5. The preparation method according to claim 1, wherein the Coriolus versicolor seed liquid is prepared as follows: inoculating Coriolus versicolor onto slant culture medium, and culturing the medium at 27° C. for 4-6 days under dark to obtain first-grade seeds; scraping 5-8 mycelia from the first-grade seeds in the slant culture medium into a second-grade seed liquid culture medium, culturing at 27° C. and 170 revolutions per minute (rpm) for 4-5 days to obtain a second-grade seed liquid; and homogenizing the second-grade seed liquid under aseptic condition for 5 seconds (s) to obtain the Coriolus versicolor seed liquid.

6. The preparation method according to claim 1, wherein the Coriolus versicolor seed liquid inoculated into the fermentation substrate accounts for 3.5-4.5 weight percentage (wt %) of the fermentation substrate, and the fermentation is carried out at 25-30° C. for a duration of 1.5-2.5 days.
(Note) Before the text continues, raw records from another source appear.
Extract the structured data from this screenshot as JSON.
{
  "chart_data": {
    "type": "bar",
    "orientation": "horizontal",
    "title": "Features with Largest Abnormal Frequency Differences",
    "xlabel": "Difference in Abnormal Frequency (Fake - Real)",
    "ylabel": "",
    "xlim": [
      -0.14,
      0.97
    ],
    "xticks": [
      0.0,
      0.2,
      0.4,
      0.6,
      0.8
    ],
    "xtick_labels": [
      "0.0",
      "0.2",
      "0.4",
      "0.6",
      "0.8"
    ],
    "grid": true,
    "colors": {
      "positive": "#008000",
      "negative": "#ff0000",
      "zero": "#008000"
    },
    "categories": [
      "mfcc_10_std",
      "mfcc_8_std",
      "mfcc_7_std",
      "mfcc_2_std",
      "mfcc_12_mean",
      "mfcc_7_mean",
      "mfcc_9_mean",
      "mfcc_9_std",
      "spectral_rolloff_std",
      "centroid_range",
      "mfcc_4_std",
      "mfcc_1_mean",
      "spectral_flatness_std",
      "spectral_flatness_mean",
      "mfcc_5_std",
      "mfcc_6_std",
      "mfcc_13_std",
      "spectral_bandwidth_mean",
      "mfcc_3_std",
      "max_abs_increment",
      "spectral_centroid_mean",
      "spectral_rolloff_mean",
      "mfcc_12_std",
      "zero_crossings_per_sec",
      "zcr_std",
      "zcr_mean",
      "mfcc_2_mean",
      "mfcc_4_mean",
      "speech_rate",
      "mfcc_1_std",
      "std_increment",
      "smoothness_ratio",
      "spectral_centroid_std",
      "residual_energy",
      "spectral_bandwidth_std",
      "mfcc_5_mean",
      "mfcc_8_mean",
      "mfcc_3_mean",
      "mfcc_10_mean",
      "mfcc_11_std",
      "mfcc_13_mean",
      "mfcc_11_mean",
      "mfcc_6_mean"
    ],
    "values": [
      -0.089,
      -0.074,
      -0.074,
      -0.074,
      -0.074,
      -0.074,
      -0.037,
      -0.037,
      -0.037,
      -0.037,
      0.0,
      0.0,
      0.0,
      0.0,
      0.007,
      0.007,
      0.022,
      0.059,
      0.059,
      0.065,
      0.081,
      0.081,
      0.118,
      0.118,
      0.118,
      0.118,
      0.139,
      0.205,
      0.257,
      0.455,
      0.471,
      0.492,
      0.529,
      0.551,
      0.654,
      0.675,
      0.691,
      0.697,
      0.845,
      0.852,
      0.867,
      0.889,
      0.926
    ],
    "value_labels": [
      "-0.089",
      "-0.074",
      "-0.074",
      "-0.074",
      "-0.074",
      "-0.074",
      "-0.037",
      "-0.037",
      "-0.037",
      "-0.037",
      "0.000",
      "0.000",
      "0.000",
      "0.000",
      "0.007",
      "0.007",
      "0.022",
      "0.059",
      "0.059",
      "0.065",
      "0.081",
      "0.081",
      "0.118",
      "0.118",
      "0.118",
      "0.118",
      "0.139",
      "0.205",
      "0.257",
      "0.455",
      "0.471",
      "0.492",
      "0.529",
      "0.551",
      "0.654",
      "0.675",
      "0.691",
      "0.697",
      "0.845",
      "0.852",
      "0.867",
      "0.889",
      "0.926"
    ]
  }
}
7. The preparation method according to claim 1, wherein the Lactobacillus plantarum seed liquid is prepared as follows: inoculating Lactobacillus plantarum into a liquid culture medium for 18 hours (h) to obtain activated seed liquid, then inoculating the activated seed liquid into a solid culture medium for secondary activation, and selecting a single colony on the solid culture medium for liquid culture after the secondary activation to obtain the Lactobacillus plantarum seed liquid.

8. The preparation method according to claim 1, wherein the Lactobacillus plantarum seed liquid inoculated into the fermentation substrate accounts for 1-5 wt % of the fermentation substrate, and the further fermentation is carried out at 29-45° C. for a duration of 12-36 h.

9. The preparation method according to claim 1, wherein the mycelia in the Coriolus versicolor seed liquid is in an amount of 0.5-1 g/100 milliliters (mL); and the Lactobacillus plantarum seed liquid contains beneficial viable bacteria in a concentration of (1-9)*10 8 colony-forming unit per milliliter (CFU/mL).

10. A roxburgh rose and Coix seeds composite beverage prepared according to the preparation method of claim 1.